Overall, theoretical and experimental studies have revealed the presence of ambient pressure modulated subharmonic emissions (1, 10, 13–15, 17, 18, 23, 32, 33); these subharmonic emissions are harnessed in the current manuscript to estimate RV pressures. The application of SHAPE in open-chest canines provided an initial proof-of-concept, but the use of single element transducers (without imaging capability) and the invasive approach precluded clinical investigations (13). Hence, this pilot study evaluates the potential of SHAPE to measure RV pressures noninvasively in a closed-chest model using a commercially available ultrasound scanner.

MATERIALS AND METHODS

Animal Preparation

This study was approved by the Institutional Animal Care and Use Committee of Thomas Jefferson University and conducted in accordance with the recommendations of the Panel on Euthanasia of the American Veterinary Medical Association. Five mongrel dogs (weight range, 21 to 23 kg) were studied in this project to evaluate the efficacy of noninvasively estimating and tracking pressures in the RV using SHAPE. Initially, an intravenous injection of Propofol (Abbott Laboratories, Chicago, IL; dose of 7 ml/kg) was used as the anesthetic. During the course of the experiments, the animals were intubated and anesthesia was maintained with 0.5% to 2% isoflurane (Iso-thesia; Abbott Laboratories) via an endotracheal tube. A warming blanket was also used to maintain normal body temperature. An 18-gauge catheter was placed in a forelimb vein for infusion of Sonazoid microbubbles (GE Healthcare, Oslo, Norway) at a concentration of 0.015 μl·kg⁻¹·min⁻¹. Sonazoid microbubbles were selected for this study, because the subharmonic emissions from this agent were found to be the most sensitive to ambient pressures when compared with the subharmonic emissions from other contrast agents (17). This concept was verified through simulations and experimental studies conducted by independent laboratories working with Sonazoid and other contrast agents (1, 15). Sonazoid is not yet approved by the US Food and Drug Administration for human use, but this agent has been used for 5 years to detect liver lesions in Japan and other numerous animal and human studies have documented the safety of Sonazoid microbubbles for in vivo use (24). Sonazoid microbubbles have a volume median diameter of about 3 μm, enabling them to traverse the entire vasculature, and they can withstand ambient pressure changes up to 300 mmHg (19, 34). A 5F solid state micromanometer tipped catheter (SPR 350; Millar Instruments, Houston, TX) was used as the reference standard and was introduced at the site for pressure measurements under ultrasound guidance. At the end of the experiments the canines were euthanized by an intravenous injection of Beuthanasia (0.25 mg/kg).

Data Acquisition

A commercial SonixRP ultrasound scanner (Ultrasonix, Richmond, BC, Canada) with a PA4-2 phased array probe (2.5-MHz center frequency) was used to image the canines (closed chest) in pulse inversion grayscale mode. A synchronization signal from the ultrasound scanner was used to trigger an oscilloscope (9350 AM; LeCroy, Chestnut Ridge, NY) for simultaneous acquisition of the pressure catheter data on a computer through LabView (Version 8.0; National Instruments, Austin, TX). The subharmonic response from the Sonazoid microbubbles and their ability to track ambient pressures depend on the insonation frequency and the incident acoustic power. Based on in vitro studies, the ultrasound transmit frequency was maintained at 2.5 MHz (17), whereas the incident acoustic output power from the scanner was varied from −8 to 0 dB (i.e., from 39% to maximum scanner output in increments of 2 dB or from 76 to 897 kPa peak to peak corresponding to a peak mechanical index of 0.38). This range of incident power levels was selected to elicit the subharmonic response from the microbubbles in the growth phase, which is the ambient pressure sensitive phase. Varying the power levels is required, because the attenuation affecting the incident beam will vary on a case-by-case basis and will depend on the site and depth of the measurement location.

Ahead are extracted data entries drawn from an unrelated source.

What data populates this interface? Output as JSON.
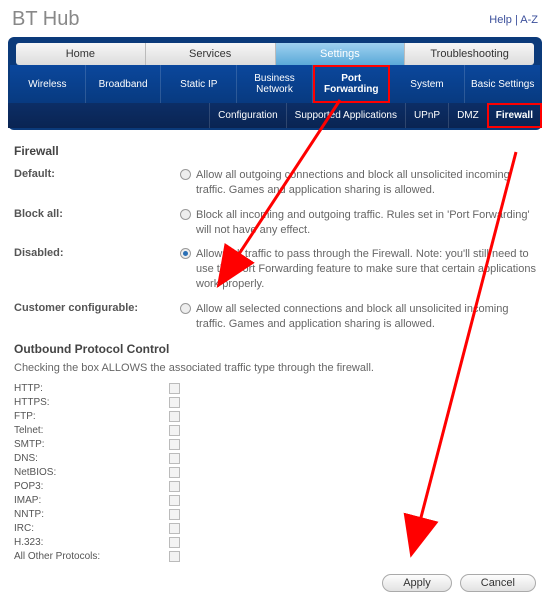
{
  "title": "BT Hub",
  "help": {
    "help": "Help",
    "az": "A-Z"
  },
  "nav1": {
    "home": "Home",
    "services": "Services",
    "settings": "Settings",
    "troubleshooting": "Troubleshooting"
  },
  "nav2": {
    "wireless": "Wireless",
    "broadband": "Broadband",
    "static_ip": "Static IP",
    "business_network": "Business Network",
    "port_forwarding": "Port Forwarding",
    "system": "System",
    "basic_settings": "Basic Settings"
  },
  "nav3": {
    "configuration": "Configuration",
    "supported_applications": "Supported Applications",
    "upnp": "UPnP",
    "dmz": "DMZ",
    "firewall": "Firewall"
  },
  "section_title": "Firewall",
  "options": {
    "default": {
      "label": "Default:",
      "desc": "Allow all outgoing connections and block all unsolicited incoming traffic. Games and application sharing is allowed."
    },
    "block_all": {
      "label": "Block all:",
      "desc": "Block all incoming and outgoing traffic. Rules set in 'Port Forwarding' will not have any effect."
    },
    "disabled": {
      "label": "Disabled:",
      "desc": "Allows all traffic to pass through the Firewall. Note: you'll still need to use the Port Forwarding feature to make sure that certain applications work properly."
    },
    "customer": {
      "label": "Customer configurable:",
      "desc": "Allow all selected connections and block all unsolicited incoming traffic. Games and application sharing is allowed."
    }
  },
  "outbound": {
    "title": "Outbound Protocol Control",
    "desc": "Checking the box ALLOWS the associated traffic type through the firewall.",
    "protocols": [
      "HTTP:",
      "HTTPS:",
      "FTP:",
      "Telnet:",
      "SMTP:",
      "DNS:",
      "NetBIOS:",
      "POP3:",
      "IMAP:",
      "NNTP:",
      "IRC:",
      "H.323:",
      "All Other Protocols:"
    ]
  },
  "actions": {
    "apply": "Apply",
    "cancel": "Cancel"
  }
}
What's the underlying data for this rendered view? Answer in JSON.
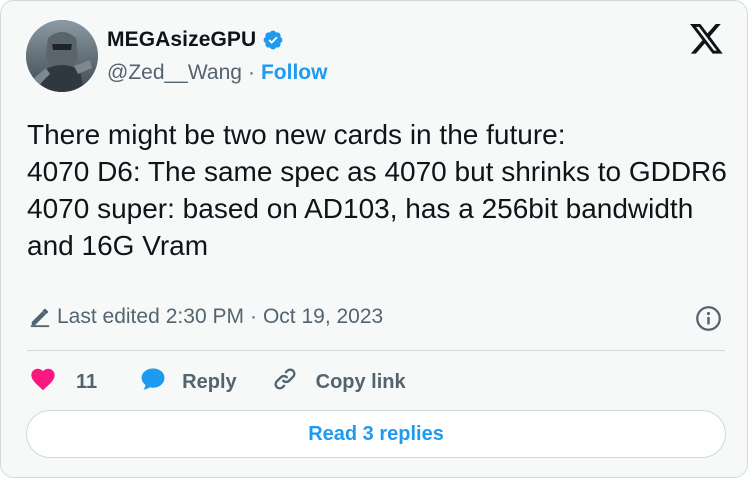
{
  "author": {
    "display_name": "MEGAsizeGPU",
    "handle": "@Zed__Wang",
    "separator": "·",
    "follow_label": "Follow"
  },
  "tweet": {
    "text": "There might be two new cards in the future:\n4070 D6: The same spec as 4070 but shrinks to GDDR6\n4070 super: based on AD103, has a 256bit bandwidth and 16G Vram",
    "edited_label": "Last edited",
    "time": "2:30 PM",
    "date_separator": "·",
    "date": "Oct 19, 2023"
  },
  "actions": {
    "like_count": "11",
    "reply_label": "Reply",
    "copy_label": "Copy link"
  },
  "read_replies_label": "Read 3 replies",
  "icons": {
    "verified": "verified-badge-icon",
    "logo": "x-logo-icon",
    "edit": "pencil-icon",
    "info": "info-icon",
    "like": "heart-icon",
    "reply": "speech-bubble-icon",
    "copy": "link-icon"
  },
  "colors": {
    "accent": "#1d9bf0",
    "like": "#f91880",
    "muted_text": "#536471",
    "text": "#0f1419",
    "card_bg": "#f7f9f9",
    "border": "#cfd9de"
  }
}
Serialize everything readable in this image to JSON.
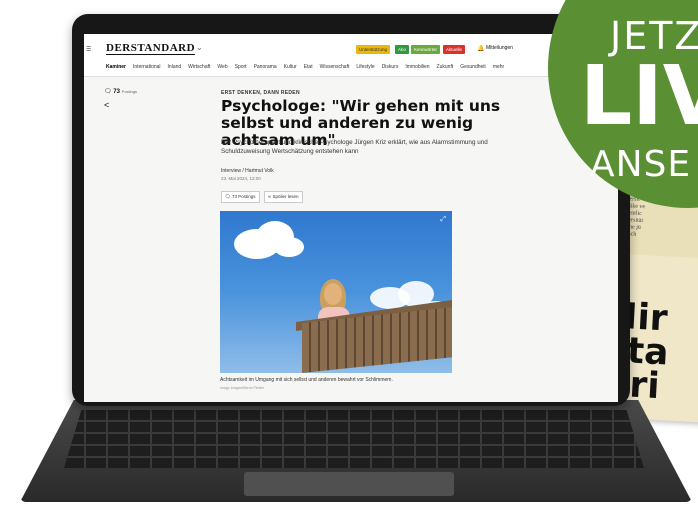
{
  "badge": {
    "line1": "JETZ",
    "line2": "LIV",
    "line3": "ANSE"
  },
  "newspaper": {
    "small_lines": [
      "Universit",
      "le Orüke ve",
      "tl öffentlic",
      "Universität",
      "ebname jü",
      "politisch"
    ],
    "big_lines": [
      "Hir",
      "sta",
      "bri"
    ]
  },
  "site": {
    "logo": "DERSTANDARD",
    "logo_chevron": "⌄",
    "pills": [
      {
        "label": "Unterstützung",
        "color": "#e8b80e"
      },
      {
        "label": "Abo",
        "color": "#2e9a3d"
      },
      {
        "label": "Kennwörter",
        "color": "#6aa93a"
      },
      {
        "label": "Aktuelle",
        "color": "#d9322e"
      }
    ],
    "mitteilungen": "Mitteilungen",
    "nav": [
      "Kaminer",
      "International",
      "Inland",
      "Wirtschaft",
      "Web",
      "Sport",
      "Panorama",
      "Kultur",
      "Etat",
      "Wissenschaft",
      "Lifestyle",
      "Diskurs",
      "Immobilien",
      "Zukunft",
      "Gesundheit",
      "mehr"
    ]
  },
  "article": {
    "postings_count": "73",
    "postings_label": "Postings",
    "kicker": "ERST DENKEN, DANN REDEN",
    "title": "Psychologe: \"Wir gehen mit uns selbst und anderen zu wenig achtsam um\"",
    "lead": "Der Psychotherapeut und klinische Psychologe Jürgen Kriz erklärt, wie aus Alarmstimmung und Schuldzuweisung Wertschätzung entstehen kann",
    "author": "Interview / Hartmut Volk",
    "date": "23. Mai 2024, 12:00",
    "btn_postings": "73 Postings",
    "btn_spoiler": "Spöiler lesen",
    "caption": "Achtsamkeit im Umgang mit sich selbst und anderen bewahrt vor Schlimmem.",
    "credit": "Imago Images/Bernd Fiedler"
  }
}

The unprocessed ultrasound radio frequency (RF) data were acquired in triplicate for 5 s simultaneously with the pressure catheter data for each of the five discreet acoustic power levels [−8 dB (39%), −6 dB (50%), −4 dB (63%), −2 dB (79%), and 0 dB (100%)]. These data were first acquired from the aorta, then from the RV, and then from the right atrium (RA) of all five canines cumulating to 225 data sets. The ultrasound data acquisitions were performed in B/pulsed wave mode (simultaneous display of live B-mode images and pulsed wave Doppler waveform; B-mode pulses interleaved with pulsed wave pulses) to avoid possible signal corruption due to motion artifacts.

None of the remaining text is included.